O Jornalista Gerson Camaroti, " expert" político das Organizações Globo, atualmente estacionado em Brasília, foi escalado para disseminar a informação de que o ex-Presidente Luis Inácio Lula da Silva está refratário a ideia de assumir o Ministério da Defesa, em substituição a Jaques Wagner que passaria tutelar DILMA ROUSSEFF na Casa Civil. Refratário uma ova! TRATA-SE DE GOLPE DE ESTADO. - AÇÃO HÁ MUITO PREPARADA NO FORO DE SÃO PAULO, bem ao estilo Chaves. - O PT num último esforça para sobreviver, que acabar com a democracia no Brasil.
Diz Camaroti: “ Em conversa reservada com alguns ministros no início da tarde desta sexta-feira (7), em São Paulo, o ex-presidente Luiz Inácio Lula da Silva demonstrou resistência à proposta de virar ministro do governo Dilma.
“Só vou para o governo se for para ser ajudante de ordens da presidente; para repassar as ordens de Dilma”, disse Lula, bem humorado, segundo relatos.
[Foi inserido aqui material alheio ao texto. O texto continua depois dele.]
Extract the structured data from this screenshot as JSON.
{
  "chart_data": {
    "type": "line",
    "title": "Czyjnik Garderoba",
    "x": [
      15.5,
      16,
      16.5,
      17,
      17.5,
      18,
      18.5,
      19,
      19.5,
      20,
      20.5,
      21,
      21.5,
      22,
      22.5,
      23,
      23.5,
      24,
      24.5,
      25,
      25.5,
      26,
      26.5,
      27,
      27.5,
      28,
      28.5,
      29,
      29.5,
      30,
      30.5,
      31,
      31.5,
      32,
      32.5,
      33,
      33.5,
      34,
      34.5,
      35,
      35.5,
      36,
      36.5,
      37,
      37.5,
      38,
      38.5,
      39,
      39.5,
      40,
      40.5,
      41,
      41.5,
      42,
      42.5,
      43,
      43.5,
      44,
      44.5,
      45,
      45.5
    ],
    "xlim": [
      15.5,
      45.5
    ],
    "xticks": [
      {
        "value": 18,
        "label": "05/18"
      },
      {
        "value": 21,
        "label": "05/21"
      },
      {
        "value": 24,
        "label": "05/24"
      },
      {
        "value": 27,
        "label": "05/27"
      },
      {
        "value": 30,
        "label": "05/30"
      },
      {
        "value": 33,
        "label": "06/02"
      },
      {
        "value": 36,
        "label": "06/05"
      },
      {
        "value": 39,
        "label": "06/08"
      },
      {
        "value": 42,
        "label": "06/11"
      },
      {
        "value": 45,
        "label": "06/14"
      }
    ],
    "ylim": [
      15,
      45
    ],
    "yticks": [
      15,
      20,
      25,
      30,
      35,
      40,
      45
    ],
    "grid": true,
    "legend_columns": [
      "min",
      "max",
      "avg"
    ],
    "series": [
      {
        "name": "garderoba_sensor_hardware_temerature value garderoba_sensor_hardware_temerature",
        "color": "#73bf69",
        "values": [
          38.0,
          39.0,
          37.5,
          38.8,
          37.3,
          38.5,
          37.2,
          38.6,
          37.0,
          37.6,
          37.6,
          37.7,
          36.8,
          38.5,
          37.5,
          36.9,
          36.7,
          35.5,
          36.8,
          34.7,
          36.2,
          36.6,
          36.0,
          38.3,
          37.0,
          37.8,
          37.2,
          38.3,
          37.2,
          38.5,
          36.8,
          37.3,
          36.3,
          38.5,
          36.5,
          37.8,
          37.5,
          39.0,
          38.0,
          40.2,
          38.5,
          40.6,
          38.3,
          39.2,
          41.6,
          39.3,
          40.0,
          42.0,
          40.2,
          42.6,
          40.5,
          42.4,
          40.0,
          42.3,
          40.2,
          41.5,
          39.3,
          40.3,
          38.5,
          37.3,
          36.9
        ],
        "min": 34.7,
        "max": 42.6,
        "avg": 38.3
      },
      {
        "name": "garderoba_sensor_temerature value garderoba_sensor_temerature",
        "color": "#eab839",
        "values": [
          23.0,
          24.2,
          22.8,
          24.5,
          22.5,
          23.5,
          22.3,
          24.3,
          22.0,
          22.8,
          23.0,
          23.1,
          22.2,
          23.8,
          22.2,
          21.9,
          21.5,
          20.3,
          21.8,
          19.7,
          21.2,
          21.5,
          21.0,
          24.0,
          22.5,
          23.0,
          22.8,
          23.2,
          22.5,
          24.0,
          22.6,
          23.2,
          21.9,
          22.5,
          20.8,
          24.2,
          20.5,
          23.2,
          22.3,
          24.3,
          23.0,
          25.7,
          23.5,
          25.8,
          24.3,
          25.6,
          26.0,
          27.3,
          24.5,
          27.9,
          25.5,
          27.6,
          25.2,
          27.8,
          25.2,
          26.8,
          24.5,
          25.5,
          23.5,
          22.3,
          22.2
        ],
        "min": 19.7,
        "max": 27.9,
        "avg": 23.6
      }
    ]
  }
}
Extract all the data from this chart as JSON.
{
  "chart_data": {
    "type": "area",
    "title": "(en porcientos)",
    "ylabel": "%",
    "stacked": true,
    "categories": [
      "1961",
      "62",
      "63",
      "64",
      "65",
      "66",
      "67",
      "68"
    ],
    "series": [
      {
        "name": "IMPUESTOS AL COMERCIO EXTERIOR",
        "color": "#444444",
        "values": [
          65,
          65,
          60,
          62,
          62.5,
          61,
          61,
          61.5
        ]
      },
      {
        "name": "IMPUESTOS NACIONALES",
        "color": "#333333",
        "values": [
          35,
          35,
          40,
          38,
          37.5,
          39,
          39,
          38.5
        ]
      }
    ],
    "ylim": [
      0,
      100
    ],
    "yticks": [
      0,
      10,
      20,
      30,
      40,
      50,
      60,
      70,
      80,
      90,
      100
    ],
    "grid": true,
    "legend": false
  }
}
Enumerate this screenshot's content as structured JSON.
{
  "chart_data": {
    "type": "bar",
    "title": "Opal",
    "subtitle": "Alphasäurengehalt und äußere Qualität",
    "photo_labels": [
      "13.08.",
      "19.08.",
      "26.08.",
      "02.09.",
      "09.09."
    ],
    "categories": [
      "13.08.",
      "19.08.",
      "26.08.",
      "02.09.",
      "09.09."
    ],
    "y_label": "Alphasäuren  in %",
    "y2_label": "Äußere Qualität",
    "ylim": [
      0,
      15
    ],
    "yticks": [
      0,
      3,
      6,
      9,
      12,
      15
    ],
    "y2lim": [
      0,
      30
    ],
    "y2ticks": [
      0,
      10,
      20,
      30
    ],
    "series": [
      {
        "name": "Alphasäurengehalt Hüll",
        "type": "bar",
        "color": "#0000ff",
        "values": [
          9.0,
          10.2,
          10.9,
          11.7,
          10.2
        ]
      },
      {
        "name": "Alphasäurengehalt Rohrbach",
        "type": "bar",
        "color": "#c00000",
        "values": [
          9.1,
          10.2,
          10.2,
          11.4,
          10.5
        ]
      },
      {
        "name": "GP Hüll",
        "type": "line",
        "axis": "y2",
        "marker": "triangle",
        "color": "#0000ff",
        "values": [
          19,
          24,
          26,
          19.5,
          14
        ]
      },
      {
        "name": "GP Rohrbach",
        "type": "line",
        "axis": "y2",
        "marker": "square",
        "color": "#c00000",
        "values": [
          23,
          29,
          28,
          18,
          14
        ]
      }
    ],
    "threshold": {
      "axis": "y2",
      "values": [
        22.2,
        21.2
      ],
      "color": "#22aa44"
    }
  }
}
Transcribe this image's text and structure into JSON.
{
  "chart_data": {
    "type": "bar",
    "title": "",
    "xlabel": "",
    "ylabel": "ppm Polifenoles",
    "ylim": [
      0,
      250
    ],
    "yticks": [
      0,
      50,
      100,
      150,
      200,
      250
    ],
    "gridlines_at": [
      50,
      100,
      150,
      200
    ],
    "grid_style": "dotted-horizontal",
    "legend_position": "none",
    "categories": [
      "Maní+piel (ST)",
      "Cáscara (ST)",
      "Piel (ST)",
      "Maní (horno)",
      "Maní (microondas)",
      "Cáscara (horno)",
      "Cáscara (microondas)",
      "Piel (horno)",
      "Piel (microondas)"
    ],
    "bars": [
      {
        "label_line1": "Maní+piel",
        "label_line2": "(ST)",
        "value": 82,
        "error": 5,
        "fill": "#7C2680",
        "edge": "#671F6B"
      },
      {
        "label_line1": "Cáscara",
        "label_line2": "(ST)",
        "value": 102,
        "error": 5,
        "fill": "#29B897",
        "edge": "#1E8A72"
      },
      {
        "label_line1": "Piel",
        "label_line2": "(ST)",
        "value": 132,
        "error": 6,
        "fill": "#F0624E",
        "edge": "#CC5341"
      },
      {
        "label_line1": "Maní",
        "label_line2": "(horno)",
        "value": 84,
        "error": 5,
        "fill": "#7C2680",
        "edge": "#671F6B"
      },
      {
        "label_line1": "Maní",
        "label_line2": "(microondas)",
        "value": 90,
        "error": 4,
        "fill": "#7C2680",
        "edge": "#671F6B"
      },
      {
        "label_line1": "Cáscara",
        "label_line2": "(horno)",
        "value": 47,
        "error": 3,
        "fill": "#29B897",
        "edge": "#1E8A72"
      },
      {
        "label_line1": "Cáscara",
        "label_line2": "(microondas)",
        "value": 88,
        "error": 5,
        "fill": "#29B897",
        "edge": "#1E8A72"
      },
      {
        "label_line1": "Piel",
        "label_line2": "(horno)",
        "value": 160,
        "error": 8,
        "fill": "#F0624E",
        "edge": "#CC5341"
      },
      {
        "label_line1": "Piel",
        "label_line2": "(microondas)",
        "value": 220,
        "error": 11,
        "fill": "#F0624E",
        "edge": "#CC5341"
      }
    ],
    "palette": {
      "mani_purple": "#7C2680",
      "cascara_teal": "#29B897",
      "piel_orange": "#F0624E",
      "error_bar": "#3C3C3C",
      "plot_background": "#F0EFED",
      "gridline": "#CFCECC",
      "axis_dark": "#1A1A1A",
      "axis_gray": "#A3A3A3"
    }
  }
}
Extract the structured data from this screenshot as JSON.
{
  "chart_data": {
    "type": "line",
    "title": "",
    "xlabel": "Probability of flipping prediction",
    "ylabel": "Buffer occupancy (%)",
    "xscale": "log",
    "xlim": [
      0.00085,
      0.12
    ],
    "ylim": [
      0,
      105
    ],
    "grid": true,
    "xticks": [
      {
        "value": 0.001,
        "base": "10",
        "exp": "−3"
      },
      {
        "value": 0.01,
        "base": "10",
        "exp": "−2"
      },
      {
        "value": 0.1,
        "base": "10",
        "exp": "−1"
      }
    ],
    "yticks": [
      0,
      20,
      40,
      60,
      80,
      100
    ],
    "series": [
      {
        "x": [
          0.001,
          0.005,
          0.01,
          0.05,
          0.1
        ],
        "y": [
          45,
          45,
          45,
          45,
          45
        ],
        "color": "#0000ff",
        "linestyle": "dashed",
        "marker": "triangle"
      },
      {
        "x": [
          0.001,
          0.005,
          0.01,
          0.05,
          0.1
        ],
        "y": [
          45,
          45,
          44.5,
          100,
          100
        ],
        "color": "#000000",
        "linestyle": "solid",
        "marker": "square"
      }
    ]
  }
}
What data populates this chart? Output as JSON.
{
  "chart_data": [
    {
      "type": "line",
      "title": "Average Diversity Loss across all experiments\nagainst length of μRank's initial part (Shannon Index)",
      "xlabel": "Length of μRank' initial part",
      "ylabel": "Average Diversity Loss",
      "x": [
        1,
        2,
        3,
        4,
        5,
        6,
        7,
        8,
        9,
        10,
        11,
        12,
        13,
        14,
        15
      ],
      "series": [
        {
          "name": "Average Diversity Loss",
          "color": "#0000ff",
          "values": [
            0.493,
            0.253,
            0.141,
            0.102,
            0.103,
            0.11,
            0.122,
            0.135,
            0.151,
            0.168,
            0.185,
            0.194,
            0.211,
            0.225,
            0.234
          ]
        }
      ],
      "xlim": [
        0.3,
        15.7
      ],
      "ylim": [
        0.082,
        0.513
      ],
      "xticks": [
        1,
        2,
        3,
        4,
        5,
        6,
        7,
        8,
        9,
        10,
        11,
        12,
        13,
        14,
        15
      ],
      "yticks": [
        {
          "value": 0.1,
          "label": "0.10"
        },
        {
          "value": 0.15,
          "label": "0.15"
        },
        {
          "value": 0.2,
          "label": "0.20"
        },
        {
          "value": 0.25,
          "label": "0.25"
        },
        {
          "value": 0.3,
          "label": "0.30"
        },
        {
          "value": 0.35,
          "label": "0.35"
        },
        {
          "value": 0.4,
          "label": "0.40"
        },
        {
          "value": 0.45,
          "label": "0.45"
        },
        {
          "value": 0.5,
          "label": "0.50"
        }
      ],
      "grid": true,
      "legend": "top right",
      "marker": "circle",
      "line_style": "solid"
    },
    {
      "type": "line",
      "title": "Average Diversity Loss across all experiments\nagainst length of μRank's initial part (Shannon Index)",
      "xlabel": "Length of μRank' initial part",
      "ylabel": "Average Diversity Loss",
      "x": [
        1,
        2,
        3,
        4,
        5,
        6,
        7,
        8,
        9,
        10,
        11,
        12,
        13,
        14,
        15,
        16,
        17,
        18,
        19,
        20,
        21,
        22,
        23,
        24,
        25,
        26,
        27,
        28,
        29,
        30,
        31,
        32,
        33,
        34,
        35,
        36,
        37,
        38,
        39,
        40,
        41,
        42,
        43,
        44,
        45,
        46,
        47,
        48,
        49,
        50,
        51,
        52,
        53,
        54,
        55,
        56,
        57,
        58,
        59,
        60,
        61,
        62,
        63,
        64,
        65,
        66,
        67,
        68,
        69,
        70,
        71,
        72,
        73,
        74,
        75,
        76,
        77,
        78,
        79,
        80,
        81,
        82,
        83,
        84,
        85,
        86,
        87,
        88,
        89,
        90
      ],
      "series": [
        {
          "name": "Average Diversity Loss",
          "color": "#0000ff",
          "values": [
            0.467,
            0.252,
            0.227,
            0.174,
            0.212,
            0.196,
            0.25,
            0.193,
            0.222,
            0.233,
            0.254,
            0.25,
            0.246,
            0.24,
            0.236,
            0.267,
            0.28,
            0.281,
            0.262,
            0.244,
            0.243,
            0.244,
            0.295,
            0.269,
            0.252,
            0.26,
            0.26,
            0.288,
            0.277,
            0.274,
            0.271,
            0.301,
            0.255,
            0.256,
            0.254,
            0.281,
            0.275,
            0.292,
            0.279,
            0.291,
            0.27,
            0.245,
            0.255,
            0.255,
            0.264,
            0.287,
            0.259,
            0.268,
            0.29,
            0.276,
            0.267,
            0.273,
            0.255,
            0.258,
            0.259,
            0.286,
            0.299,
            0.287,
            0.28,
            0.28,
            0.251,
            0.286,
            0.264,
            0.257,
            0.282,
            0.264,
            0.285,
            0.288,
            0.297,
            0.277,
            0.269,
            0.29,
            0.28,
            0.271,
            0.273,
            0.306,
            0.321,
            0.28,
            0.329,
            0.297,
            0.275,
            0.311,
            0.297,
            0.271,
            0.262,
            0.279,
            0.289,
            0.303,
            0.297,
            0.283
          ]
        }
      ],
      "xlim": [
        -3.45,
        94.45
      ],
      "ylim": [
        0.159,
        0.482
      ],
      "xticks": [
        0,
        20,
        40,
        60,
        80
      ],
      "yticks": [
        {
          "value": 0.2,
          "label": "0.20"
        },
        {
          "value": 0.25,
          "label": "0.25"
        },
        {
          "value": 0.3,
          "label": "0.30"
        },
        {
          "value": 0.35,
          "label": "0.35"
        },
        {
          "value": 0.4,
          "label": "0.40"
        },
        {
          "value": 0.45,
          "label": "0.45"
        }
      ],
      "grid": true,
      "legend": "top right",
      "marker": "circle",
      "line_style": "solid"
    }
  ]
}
Como revelou o Blog, com o agravamento da crise política, passou a ser avaliada no Palácio do Planalto a possibilidade de nomeação do ex-presidente Luiz Inácio Lula da Silva para um cargo de ministro. Essa tese já é defendida por alguns interlocutores de Dilma e do próprio Lula.
Nas palavras de Lula, num regime presidencialista não é apropriado um ex-presidente participar de um governo. Mas garantiu que vai ajudar na governabilidade.
Depois de um ato em defesa do Instituto Lula – alvo de uma bomba caseira –, Lula recebeu um grupo de petistas. E conversou com os ministros Aloizio Mercadante (Casa Civil), Jaques Wagner (Defesa) e Edinho Silva (Secretaria de Comunicação Social).
Diferente de outros encontros recentes, onde Lula demonstrou abatimento e desânimo com a situação política atual, nesta sexta o ex-presidente estava mais animado. Disse que se colocava à disposição de Dilma para viajar pelo país.
E elogiou a agenda da presidente com os movimentos sociais e o roteiro de viagens pelo Nordeste. Para Lula, é preciso mostrar e reforçar tudo o que o governo fez na região. O Nordeste é considerado estratégico para Dilma estancar a queda de popularidade.